Los años pasaron inconsecuentes a lo pensado en un inicio,
quizás los mismos cimientos estaban mal hechos; era como construir entonces,
sobre pilares de arena y despacio, se fueron formando grietas dolorosas de
ausencia y lejanía. De pronto, ya no contaba días, sino décadas. Ya no contaba
lágrimas, sino océanos.
El tiempo era cruel, regalándome olvido durante periodos largos,
para después traerlo de golpe cuando más feliz estaba y así, mantenerme sumida
en la espera de una coincidencia que nunca llegaba, expandiendo al mundo a un
universo tan grande que volvía imposible volver a vernos.
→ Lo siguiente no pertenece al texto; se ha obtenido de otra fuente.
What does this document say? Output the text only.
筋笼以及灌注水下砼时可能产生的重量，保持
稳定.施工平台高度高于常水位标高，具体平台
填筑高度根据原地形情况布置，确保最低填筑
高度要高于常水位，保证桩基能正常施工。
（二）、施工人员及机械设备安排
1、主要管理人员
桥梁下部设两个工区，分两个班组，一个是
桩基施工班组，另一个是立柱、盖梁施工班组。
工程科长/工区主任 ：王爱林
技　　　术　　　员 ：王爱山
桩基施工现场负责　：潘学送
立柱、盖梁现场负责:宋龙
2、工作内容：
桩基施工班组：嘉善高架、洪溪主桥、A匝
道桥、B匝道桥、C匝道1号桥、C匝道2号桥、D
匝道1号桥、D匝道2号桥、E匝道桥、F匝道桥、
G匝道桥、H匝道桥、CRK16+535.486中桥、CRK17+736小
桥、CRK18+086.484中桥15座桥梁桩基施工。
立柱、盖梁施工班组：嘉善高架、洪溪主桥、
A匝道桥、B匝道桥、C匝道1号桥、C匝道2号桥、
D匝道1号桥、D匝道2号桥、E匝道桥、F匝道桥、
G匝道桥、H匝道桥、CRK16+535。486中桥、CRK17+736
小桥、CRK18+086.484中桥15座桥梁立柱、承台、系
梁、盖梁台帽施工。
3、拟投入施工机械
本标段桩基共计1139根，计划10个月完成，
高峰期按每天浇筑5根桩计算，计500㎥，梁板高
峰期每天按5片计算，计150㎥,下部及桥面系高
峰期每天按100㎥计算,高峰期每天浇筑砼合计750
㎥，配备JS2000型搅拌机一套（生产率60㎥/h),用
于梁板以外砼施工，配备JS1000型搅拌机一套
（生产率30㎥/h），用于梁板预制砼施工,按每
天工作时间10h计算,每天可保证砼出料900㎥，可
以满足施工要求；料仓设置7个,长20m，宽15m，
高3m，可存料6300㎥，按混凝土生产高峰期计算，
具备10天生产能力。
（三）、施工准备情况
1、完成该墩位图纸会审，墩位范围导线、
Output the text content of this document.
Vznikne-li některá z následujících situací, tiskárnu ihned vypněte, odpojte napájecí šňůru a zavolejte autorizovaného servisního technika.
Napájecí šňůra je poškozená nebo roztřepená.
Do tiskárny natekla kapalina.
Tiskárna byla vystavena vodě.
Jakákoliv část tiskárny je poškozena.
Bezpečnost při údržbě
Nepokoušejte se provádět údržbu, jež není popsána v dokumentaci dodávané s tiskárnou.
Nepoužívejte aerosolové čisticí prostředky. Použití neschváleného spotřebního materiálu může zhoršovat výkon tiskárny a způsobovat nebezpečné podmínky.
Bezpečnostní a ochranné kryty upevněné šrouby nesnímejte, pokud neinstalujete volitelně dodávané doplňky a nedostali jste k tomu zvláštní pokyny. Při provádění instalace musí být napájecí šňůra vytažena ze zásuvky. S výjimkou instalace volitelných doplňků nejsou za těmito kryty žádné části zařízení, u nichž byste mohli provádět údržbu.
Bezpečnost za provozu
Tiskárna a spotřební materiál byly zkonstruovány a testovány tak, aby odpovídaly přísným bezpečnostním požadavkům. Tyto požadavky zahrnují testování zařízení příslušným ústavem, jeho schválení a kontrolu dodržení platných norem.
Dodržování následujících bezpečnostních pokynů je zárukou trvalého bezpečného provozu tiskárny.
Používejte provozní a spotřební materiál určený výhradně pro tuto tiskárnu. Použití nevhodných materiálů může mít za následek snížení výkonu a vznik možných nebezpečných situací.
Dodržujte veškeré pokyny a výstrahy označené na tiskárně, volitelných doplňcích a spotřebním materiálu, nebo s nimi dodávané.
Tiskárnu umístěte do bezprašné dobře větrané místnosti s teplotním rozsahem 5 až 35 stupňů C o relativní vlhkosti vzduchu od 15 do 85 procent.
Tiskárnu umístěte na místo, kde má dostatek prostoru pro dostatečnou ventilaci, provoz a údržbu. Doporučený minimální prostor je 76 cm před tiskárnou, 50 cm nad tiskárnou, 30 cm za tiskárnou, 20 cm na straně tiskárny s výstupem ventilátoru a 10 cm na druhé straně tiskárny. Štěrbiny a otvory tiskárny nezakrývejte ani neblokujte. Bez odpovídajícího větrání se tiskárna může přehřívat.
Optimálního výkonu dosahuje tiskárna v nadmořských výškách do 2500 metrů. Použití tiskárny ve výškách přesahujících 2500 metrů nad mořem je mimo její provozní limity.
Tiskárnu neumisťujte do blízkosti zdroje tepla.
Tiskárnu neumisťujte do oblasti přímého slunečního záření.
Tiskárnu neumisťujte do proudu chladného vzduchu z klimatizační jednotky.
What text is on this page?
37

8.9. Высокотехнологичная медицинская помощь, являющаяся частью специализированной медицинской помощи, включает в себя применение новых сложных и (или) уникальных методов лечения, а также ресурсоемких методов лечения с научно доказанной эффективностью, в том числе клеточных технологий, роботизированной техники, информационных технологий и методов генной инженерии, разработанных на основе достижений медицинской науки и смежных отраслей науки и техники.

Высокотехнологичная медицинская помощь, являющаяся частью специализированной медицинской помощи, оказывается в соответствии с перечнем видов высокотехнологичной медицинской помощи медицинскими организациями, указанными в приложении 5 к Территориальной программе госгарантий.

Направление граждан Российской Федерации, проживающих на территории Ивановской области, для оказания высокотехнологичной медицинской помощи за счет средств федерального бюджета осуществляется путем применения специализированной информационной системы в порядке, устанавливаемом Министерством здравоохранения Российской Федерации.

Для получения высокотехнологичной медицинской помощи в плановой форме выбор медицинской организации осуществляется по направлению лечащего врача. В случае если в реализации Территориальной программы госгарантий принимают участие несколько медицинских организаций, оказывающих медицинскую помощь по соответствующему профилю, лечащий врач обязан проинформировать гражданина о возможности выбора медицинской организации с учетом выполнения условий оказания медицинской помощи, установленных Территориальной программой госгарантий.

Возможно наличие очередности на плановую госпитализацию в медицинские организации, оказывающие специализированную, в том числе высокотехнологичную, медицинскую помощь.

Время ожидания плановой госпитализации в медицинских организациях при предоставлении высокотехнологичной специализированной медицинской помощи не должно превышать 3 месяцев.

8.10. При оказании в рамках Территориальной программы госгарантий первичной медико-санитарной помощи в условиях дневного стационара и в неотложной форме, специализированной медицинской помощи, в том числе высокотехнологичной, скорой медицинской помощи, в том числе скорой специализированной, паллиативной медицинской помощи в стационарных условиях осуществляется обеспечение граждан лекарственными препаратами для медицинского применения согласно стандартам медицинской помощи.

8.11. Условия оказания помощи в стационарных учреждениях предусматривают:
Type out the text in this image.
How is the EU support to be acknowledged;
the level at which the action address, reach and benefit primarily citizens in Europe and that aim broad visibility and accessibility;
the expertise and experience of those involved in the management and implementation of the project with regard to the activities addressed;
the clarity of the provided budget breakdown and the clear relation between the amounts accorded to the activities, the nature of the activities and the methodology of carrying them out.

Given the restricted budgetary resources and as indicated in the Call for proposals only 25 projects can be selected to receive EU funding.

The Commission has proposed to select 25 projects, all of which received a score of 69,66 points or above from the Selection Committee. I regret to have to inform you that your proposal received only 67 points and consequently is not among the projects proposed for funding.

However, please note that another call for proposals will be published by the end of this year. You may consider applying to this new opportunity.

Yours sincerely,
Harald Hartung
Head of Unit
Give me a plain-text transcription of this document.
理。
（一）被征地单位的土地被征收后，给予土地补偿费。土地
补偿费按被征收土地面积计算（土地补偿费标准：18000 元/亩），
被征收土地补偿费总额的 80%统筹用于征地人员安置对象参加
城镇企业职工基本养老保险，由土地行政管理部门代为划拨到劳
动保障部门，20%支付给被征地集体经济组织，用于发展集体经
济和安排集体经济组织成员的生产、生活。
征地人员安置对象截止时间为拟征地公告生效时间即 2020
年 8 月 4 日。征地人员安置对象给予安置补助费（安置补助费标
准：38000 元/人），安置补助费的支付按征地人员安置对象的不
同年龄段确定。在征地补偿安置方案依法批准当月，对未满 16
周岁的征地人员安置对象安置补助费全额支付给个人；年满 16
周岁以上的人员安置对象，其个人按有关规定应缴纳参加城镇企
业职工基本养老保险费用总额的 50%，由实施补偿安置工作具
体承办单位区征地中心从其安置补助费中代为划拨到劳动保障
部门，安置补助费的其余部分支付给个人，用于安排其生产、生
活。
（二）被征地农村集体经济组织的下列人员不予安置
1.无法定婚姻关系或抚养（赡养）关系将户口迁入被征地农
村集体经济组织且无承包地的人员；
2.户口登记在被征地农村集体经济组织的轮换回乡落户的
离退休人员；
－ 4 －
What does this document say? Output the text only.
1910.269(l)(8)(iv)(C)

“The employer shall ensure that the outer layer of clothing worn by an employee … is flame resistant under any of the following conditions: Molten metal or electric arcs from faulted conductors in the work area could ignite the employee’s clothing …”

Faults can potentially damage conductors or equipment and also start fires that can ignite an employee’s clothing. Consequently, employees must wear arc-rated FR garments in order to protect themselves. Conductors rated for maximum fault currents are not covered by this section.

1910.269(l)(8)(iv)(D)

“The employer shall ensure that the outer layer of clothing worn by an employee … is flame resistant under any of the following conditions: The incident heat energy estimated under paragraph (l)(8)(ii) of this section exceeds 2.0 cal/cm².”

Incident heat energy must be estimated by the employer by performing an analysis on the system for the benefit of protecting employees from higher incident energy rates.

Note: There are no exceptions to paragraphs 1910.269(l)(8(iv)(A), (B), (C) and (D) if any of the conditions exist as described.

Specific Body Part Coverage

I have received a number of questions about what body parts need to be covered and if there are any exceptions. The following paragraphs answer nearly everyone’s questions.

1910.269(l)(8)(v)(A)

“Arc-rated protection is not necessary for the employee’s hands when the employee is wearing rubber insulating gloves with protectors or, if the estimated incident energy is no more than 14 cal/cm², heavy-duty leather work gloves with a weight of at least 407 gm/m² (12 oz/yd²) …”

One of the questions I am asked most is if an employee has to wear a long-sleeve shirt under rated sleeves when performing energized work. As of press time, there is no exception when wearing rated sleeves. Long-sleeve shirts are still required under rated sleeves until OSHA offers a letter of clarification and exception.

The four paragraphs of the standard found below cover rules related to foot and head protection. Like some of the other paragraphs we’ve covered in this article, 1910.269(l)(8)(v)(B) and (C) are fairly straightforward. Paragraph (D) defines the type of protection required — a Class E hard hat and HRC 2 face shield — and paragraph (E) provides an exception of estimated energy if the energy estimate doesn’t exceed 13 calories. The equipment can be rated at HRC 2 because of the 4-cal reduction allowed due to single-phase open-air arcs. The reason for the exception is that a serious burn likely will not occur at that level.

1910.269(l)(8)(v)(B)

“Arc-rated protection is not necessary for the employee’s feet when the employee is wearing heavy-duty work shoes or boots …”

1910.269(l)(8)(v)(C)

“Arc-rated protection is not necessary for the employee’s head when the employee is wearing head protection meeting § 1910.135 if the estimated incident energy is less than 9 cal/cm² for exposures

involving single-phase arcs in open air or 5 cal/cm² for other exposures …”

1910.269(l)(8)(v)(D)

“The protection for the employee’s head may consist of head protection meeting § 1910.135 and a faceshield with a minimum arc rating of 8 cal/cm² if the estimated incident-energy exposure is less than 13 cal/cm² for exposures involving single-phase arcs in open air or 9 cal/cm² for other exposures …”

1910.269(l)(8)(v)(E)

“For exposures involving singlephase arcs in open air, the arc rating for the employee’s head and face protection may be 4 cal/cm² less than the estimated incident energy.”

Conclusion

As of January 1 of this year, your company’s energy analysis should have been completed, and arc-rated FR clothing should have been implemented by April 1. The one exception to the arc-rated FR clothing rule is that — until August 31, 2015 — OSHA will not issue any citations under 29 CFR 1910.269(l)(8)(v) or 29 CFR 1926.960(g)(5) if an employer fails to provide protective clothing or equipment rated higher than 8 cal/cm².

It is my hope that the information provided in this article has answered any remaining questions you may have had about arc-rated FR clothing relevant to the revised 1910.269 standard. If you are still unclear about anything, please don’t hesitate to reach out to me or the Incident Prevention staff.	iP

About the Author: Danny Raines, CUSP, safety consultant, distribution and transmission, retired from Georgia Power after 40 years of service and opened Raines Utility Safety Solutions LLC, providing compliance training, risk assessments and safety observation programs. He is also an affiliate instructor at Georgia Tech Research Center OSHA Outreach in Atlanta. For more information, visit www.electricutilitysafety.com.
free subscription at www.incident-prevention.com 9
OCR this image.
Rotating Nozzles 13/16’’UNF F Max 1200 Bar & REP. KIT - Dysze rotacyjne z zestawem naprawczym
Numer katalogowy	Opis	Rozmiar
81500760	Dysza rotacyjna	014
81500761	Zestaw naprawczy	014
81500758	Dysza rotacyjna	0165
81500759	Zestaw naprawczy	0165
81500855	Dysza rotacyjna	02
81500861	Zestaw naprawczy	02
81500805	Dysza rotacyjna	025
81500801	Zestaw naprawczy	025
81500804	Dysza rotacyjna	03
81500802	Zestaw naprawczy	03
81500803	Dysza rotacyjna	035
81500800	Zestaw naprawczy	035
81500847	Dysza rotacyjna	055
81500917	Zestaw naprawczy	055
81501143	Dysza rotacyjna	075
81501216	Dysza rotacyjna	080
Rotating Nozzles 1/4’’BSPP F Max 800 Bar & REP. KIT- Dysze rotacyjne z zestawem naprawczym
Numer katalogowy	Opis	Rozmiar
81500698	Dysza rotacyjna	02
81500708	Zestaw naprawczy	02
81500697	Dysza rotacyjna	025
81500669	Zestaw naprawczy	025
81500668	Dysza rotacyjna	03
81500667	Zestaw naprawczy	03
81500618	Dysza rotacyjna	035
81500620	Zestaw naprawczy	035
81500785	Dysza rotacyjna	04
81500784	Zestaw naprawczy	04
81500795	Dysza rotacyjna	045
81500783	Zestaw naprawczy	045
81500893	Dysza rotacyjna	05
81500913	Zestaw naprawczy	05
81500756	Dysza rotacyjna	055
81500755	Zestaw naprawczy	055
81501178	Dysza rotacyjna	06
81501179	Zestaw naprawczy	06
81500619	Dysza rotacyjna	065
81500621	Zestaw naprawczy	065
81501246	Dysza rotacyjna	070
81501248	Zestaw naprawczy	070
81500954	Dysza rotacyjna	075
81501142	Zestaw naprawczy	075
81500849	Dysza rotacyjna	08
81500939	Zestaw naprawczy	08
Fui gastando mi juventud en la añoranza paupérrima de pensar
que tal vez, al doblar la esquina estaría esperándome como antes solía hacer,
de creer que la voluntad de desaparecer era menos fuerte que la de regresar a
la escasa felicidad compartida. Más de alguna noche, me dormí entre súplicas
cargadas de desesperanza por parar el dolor. Más de alguna noche, soñé con él,
desvaneciéndome a la mínima expresión que un corazón podría ser capaz de
soportar. De repente, redescubría el amor y la lujuria en el amparo de sus
brazos, y amanecía llorando al no poder seguir por la eternidad habitando en un
sueño. Respirar dolía. Vivir dolía.
Se fueron extinguiendo peligrosos los veinte, mientras los
treinta bamboleaban una mano al final del pasillo, para burlarse de mí por
permanecer atada a un amor nacido en los quince. Tomé conciencia recién del tránsito fugaz de
media vida marcada por él.
Ya no recuerdo su voz, pero el sentimiento que me causaba
esconderme en su abrazo, sigue latente, como si lo hubiera hecho esta mañana, y
me quedo estacionada en el suspenso dilatado de aferrarme a su
calidez y ser feliz, hasta que por supuesto, caigo en cuenta, de que, al llegar
a casa, no habrá nadie.
Siempre hubo un vínculo malicioso uniéndonos desde la
primera mirada; nos conocíamos tan bien, hasta el punto de adivinarnos los
pensamientos. Era cosa diaria, tan profunda y sin necesidad de verle los ojos
para conocer el porqué de cada pálpito de su corazón. Venía en sueños a besarme
la frente cuando tenía miedo o su voz vagaba vehemente en mi cabeza cuando la
angustia azotaba. “Delilah, no llores” …
En secreto anhelaba camuflarme en sus rincones y amalgamar
mi deseo con el suyo. En secreto, lo amé hasta la locura y siento, sin embargo,
que ese amor, no ha muerto del todo. En secreto, diseñé una vida a su lado que
se desdibujó en la espera taciturna del “momento ideal”. Tarde entendí que, por
esperar, se me fue la juventud y con ella, su figura a lo lejos. Hice todo lo
planeado, sin permitirme la licencia de cometer algún error; salirse de la
línea, no era opción, debía ser todo perfecto, a los tiempos precisos para
invocar a una puta casualidad, a un cruce forzoso de caminos, insistir tanto
que aquel que controla el destino, se aburriera y nos dejara de una vez, descubrirnos.
De nada sirvió.
Le pedí al viento un último favor “llévale mi mensaje esta
vez” y una brisa cargada de pétalos rosados acarició mi pelo “dile que la
espera se acaba dentro de dos semanas. Si no aparece en ese tiempo, que no lo
haga en esta reencarnación ni en las próximas cien.”